Du liebst sie auch nicht (wie auch - durch dieses Hin und Her mit vielen Pausen lernt man niemanden richtig kennen), sondern bist angefixt durch ihre Attraktivität, Jugend und Unberechenbarkeit. Dadurch entstehen im Körper große Hormonausschüttungen, die Spannung, die Ungewissheit tuen ihr übriges.

Du hängst an der Nadel wie ein Dro..

Vielleicht hast du sowas einfach mal wieder gebraucht, um dich zu spüren etc.

Gesünder ist es aber wenn du dir deine Kicks durch etwas anderes holst - Sport, Hobbys etc. und nicht durch krankhafte Beziehungen.

01.10.2018 18:12 • #10


S
Zitat von WohleinEsel:
Ich habe das Gefühl, dass sie nur nett zu mir ist, wenn ich ein A. bin, wenn ich die Zügel in der Hand halte. Ich habe Angst, schwach vor ihr zu sein, weil ich das Gefühl habe, dass sie damit nicht umgehen kann, dass das irgendetwas in ihr auslöst, dass sie zum Angriff übergehen lässt.
Ich will aber schwach sein, weil ich sehr lange stark für sie war.

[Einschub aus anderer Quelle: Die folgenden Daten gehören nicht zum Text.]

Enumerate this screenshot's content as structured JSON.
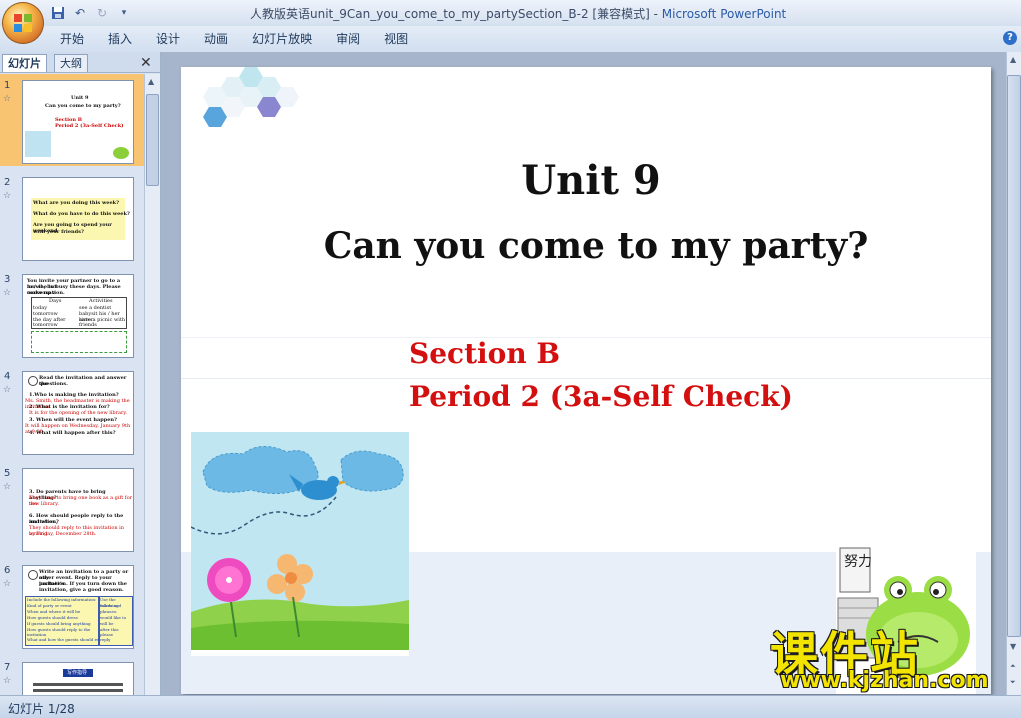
{
  "window": {
    "title_doc": "人教版英语unit_9Can_you_come_to_my_partySection_B-2 [兼容模式] - ",
    "title_app": "Microsoft PowerPoint"
  },
  "ribbon": {
    "tabs": [
      "开始",
      "插入",
      "设计",
      "动画",
      "幻灯片放映",
      "审阅",
      "视图"
    ]
  },
  "panel": {
    "tab_slides": "幻灯片",
    "tab_outline": "大纲",
    "thumbnails": [
      {
        "num": "1",
        "lines": [
          "Unit 9",
          "Can you come to my party?",
          "Section B",
          "Period 2 (3a-Self Check)"
        ]
      },
      {
        "num": "2",
        "lines": [
          "What are you doing this week?",
          "What do you have to do this week?",
          "Are you going to spend your weekend",
          "with your friends?"
        ]
      },
      {
        "num": "3",
        "lines": [
          "You invite your partner to go to a movie, but",
          "he/ she is busy these days. Please make up a",
          "conversation.",
          "Days",
          "Activities",
          "today",
          "see a dentist",
          "tomorrow",
          "babysit his / her sister",
          "the day after",
          "have a picnic with",
          "tomorrow",
          "friends"
        ]
      },
      {
        "num": "4",
        "lines": [
          "Read the invitation and answer the",
          "questions.",
          "1.Who is making the invitation?",
          "Ms. Smith, the headmaster is making the invitation.",
          "2. What is the invitation for?",
          "It is for the opening of the new library.",
          "3. When will the event happen?",
          "It will happen on Wednesday, January 9th at 9:00",
          "4. What will happen after this?"
        ]
      },
      {
        "num": "5",
        "lines": [
          "3. Do parents have to bring anything?",
          "They have to bring one book as a gift for the",
          "new library.",
          "6. How should people reply to the invitation,",
          "and when?",
          "They should reply to this invitation in writing",
          "by Friday, December 28th."
        ]
      },
      {
        "num": "6",
        "lines": [
          "Write an invitation to a party or any",
          "other event. Reply to your partner's",
          "invitation. If you turn down the",
          "invitation, give a good reason.",
          "Include the following information:",
          "Kind of party or event",
          "When and where it will be",
          "How guests should dress",
          "If guests should bring anything",
          "How guests should reply to the",
          "invitation",
          "What and how the guests should reply",
          "Use the following",
          "words and",
          "phrases:",
          "would like to",
          "will be",
          "after this",
          "please",
          "reply"
        ]
      },
      {
        "num": "7",
        "lines": [
          "写作指导"
        ]
      }
    ]
  },
  "slide": {
    "title_line1": "Unit 9",
    "title_line2": "Can you come to my party?",
    "section_line1": "Section B",
    "section_line2": "Period 2 (3a-Self Check)",
    "frog_sign": "努力"
  },
  "status": {
    "slide_counter": "幻灯片 1/28"
  },
  "watermark": {
    "chinese": "课件站",
    "url": "www.kjzhan.com"
  }
}
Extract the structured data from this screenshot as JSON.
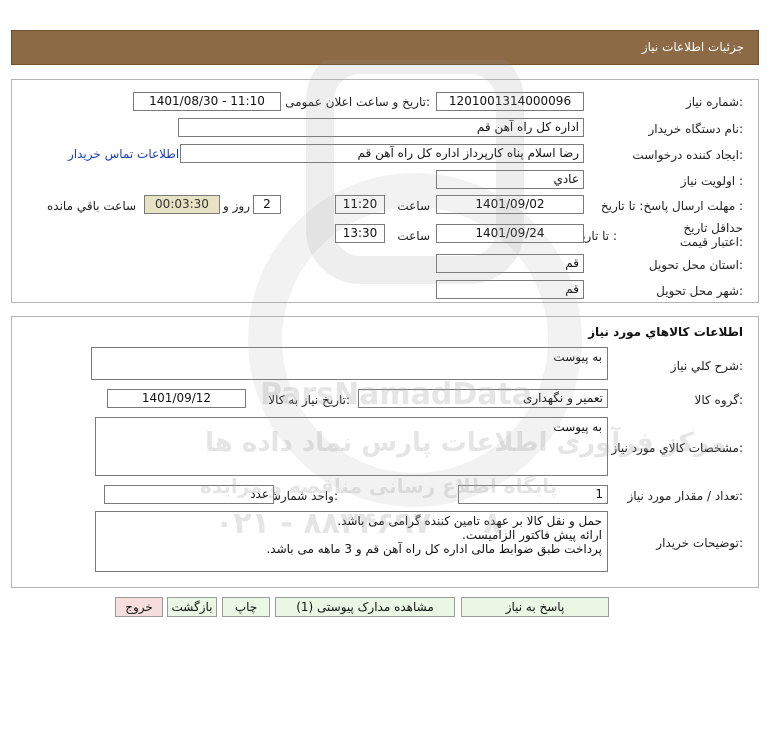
{
  "header": {
    "title": "جزئیات اطلاعات نیاز"
  },
  "need": {
    "number_label": "شماره نیاز:",
    "number": "1201001314000096",
    "announce_label": "تاریخ و ساعت اعلان عمومی:",
    "announce_value": "1401/08/30 - 11:10",
    "buyer_label": "نام دستگاه خریدار:",
    "buyer_value": "اداره کل  راه آهن قم",
    "creator_label": "ایجاد کننده درخواست:",
    "creator_value": "رضا اسلام پناه کارپرداز اداره کل  راه آهن قم",
    "contact_link": "اطلاعات تماس خریدار",
    "priority_label": "اولویت نیاز :",
    "priority_value": "عادي",
    "deadline_label": "مهلت ارسال پاسخ:  تا تاریخ :",
    "deadline_date": "1401/09/02",
    "time_label": "ساعت",
    "deadline_time": "11:20",
    "days_value": "2",
    "days_label": "روز و",
    "remaining_time": "00:03:30",
    "remaining_label": "ساعت باقي مانده",
    "validity_label": "حداقل تاریخ اعتبار قیمت:",
    "validity_to_label": "تا تاریخ :",
    "validity_date": "1401/09/24",
    "validity_time": "13:30",
    "province_label": "استان محل تحویل:",
    "province_value": "قم",
    "city_label": "شهر محل تحویل:",
    "city_value": "قم"
  },
  "goods": {
    "section_title": "اطلاعات کالاهاي مورد نياز",
    "summary_label": "شرح كلي نياز:",
    "summary_value": "به پیوست",
    "group_label": "گروه کالا:",
    "group_value": "تعمیر و نگهداری",
    "need_date_label": "تاریخ نیاز به کالا:",
    "need_date_value": "1401/09/12",
    "spec_label": "مشخصات کالاي مورد نياز:",
    "spec_value": "به پیوست",
    "qty_label": "تعداد / مقدار مورد نیاز:",
    "qty_value": "1",
    "unit_label": "واحد شمارش:",
    "unit_value": "عدد",
    "notes_label": "توضیحات خریدار:",
    "notes_lines": {
      "l1": "حمل و نقل کالا بر عهده تامین کننده گرامی می باشد.",
      "l2": "ارائه پیش فاکتور الزامیست.",
      "l3": "پرداخت طبق ضوابط مالی اداره کل راه آهن قم و 3 ماهه می باشد."
    }
  },
  "buttons": {
    "reply": "پاسخ به نیاز",
    "docs": "مشاهده مدارک پیوستی (1)",
    "print": "چاپ",
    "back": "بازگشت",
    "exit": "خروج"
  },
  "watermark": {
    "brand": "ParsNamadData",
    "line1": "مرکز فرآوری اطلاعات پارس نماد داده ها",
    "line2": "پایگاه اطلاع رسانی مناقصه و مزایده",
    "phone": "۰۲۱ - ۸۸۳۴۶۹۷۰ - ۸"
  },
  "colors": {
    "header": "#8c6a46",
    "timer": "#e8e2c4",
    "link": "#1a3fb8",
    "button": "#e9f7e4",
    "exit_button": "#f7dede"
  }
}
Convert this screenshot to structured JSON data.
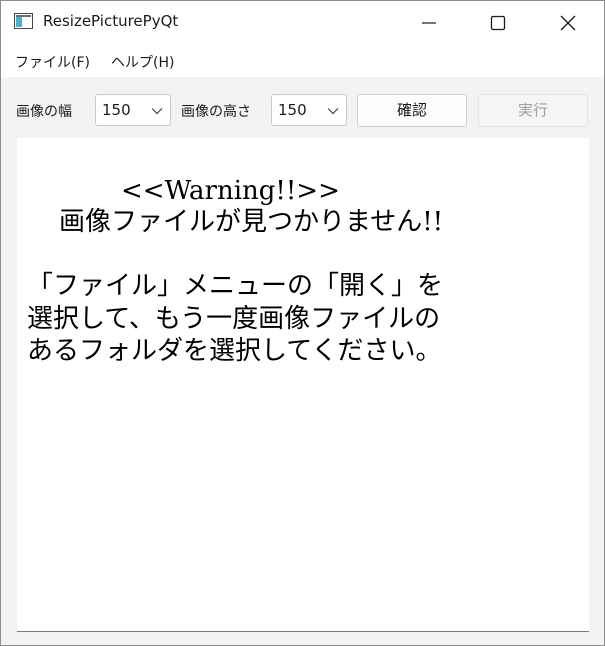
{
  "window": {
    "title": "ResizePicturePyQt"
  },
  "menubar": {
    "file": "ファイル(F)",
    "help": "ヘルプ(H)"
  },
  "toolbar": {
    "width_label": "画像の幅",
    "width_value": "150",
    "height_label": "画像の高さ",
    "height_value": "150",
    "confirm_label": "確認",
    "run_label": "実行"
  },
  "message": {
    "warning": "<<Warning!!>>",
    "not_found": "画像ファイルが見つかりません!!",
    "line1": "「ファイル」メニューの「開く」を",
    "line2": "選択して、もう一度画像ファイルの",
    "line3": "あるフォルダを選択してください。"
  },
  "icons": {
    "app": "app-window-icon",
    "minimize": "minimize-icon",
    "maximize": "maximize-icon",
    "close": "close-icon",
    "dropdown": "chevron-down-icon"
  }
}
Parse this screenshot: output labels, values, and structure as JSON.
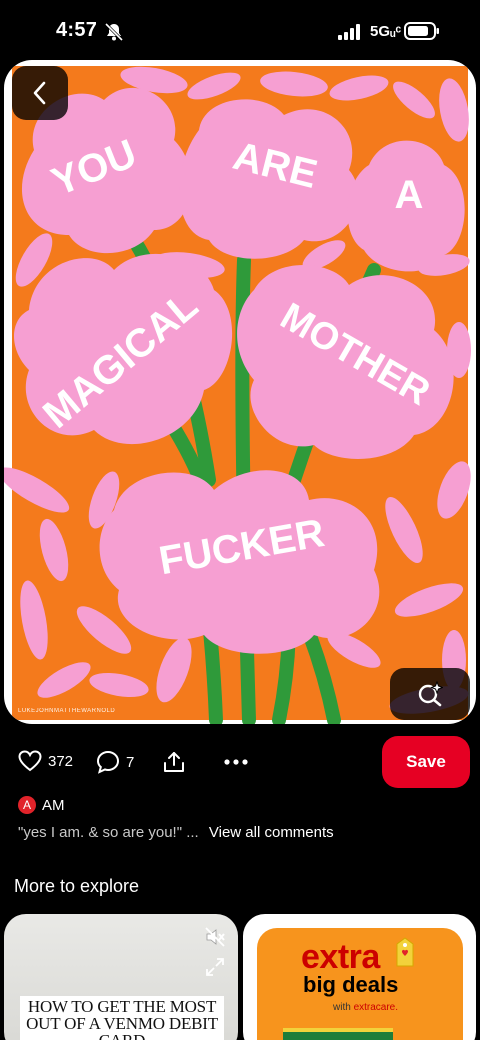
{
  "status_bar": {
    "time": "4:57",
    "network": "5Gᵤᶜ",
    "bell_icon": "bell-muted-icon",
    "signal_icon": "signal-bars-icon",
    "battery_icon": "battery-icon"
  },
  "pin": {
    "art_text": [
      "YOU",
      "ARE",
      "A",
      "MAGICAL",
      "MOTHER",
      "FUCKER"
    ],
    "watermark": "LUKEJOHNMATTHEWARNOLD",
    "colors": {
      "background": "#f47a1c",
      "petal": "#f69fd2",
      "stem": "#2f9a3a",
      "text": "#ffffff"
    },
    "back_icon": "chevron-left-icon",
    "visual_search_icon": "lens-sparkle-icon"
  },
  "actions": {
    "like_count": "372",
    "comment_count": "7",
    "like_icon": "heart-icon",
    "comment_icon": "comment-bubble-icon",
    "share_icon": "share-icon",
    "more_icon": "more-dots-icon",
    "save_label": "Save",
    "save_color": "#e60023"
  },
  "author": {
    "initial": "A",
    "name": "AM"
  },
  "comment": {
    "quote": "\"yes I am. & so are you!\" ...",
    "view_all": "View all comments"
  },
  "explore": {
    "title": "More to explore",
    "cards": [
      {
        "caption": "HOW TO GET THE MOST OUT OF A VENMO DEBIT CARD",
        "mute_icon": "speaker-muted-icon",
        "expand_icon": "expand-icon"
      },
      {
        "headline": "extra",
        "subhead": "big deals",
        "note_prefix": "with ",
        "note_brand": "extracare."
      }
    ]
  }
}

Warum kommunizierst Du nicht genau das? Sie scheint sehr vorsichtig zu sein, evtl. kritisch. Sie scheint viel Zeit für einen Vertrauensaufbau zu brauchen. Sie wagt sich anscheinend eher vorsichtig vor, während Du im Sturm erobern willst. Du bist eher ungeduldig, sie zu zaghaft.
Deine Erklärungsmuster auch fraglich. Sie hat getestet. Ja, wahrscheinlich auch Grenzen.
Sie hat sie überschritten, weil sie es konnte?
Wahrscheinlich konnte oder kann sie nichts mehr gut machen? Jetzt weiß sie nicht mehr wie.
Früher war ich auch mal so jemand. Heute, nach langer Zeit denke ich anders, weil ich eine ganz andere Art von Beziehung leben konnte. Das konnte ich aber nur, weil ich jemanden an meiner Seite hatte, der die Kraft hatte, es mit mir zusammen durchzustehen. Diese Art von Beziehung ist mir heute völlig fremd. Meine Expartner verkennen mich heute und denken, ich wäre noch so wie damals. Deshalb scheiterte die Kommunikation bereits sehr schnell.
Viel Glück! Ich glaube, Du brauchst aber langfristig doch eine Frau an Deiner Seite, die ihren eigenen Kopf nicht verliert.
Es ist doch gut, dass Du dies für Dich herausgefunden hast.

01.10.2018 19:14 • #11


U
https://www.netdoktor.de/krankheiten/bo ... /symptome/

Ich finde da einiges in Deiner Beschreibung, was zu den Symptomen passt - vor allen Dingen auch die Selbstverletzungen.

01.10.2018 19:41 • #12


S
Es könnte auch einfach am Alter liegen oder an der Rollenfindung.
Es gibt auch Frauen, die maskulin wirken.

01.10.2018 19:45 • #13


U
Zitat von Satyr:
Es könnte auch einfach am Alter liegen oder an der Rollenfindung.
Es gibt auch Frauen, die maskulin wirken.


Das Push- and Pull Verhalten ist schon krass ausgeprägt bei der Dame. Auf jeden Fall ist sie toxisch für den TE

01.10.2018 19:51 • #14


S
Anscheinend haben sie nicht zusammen gepasst. Sie hat evlt. eine Entwicklungsphase gemacht, eine Metamorphose.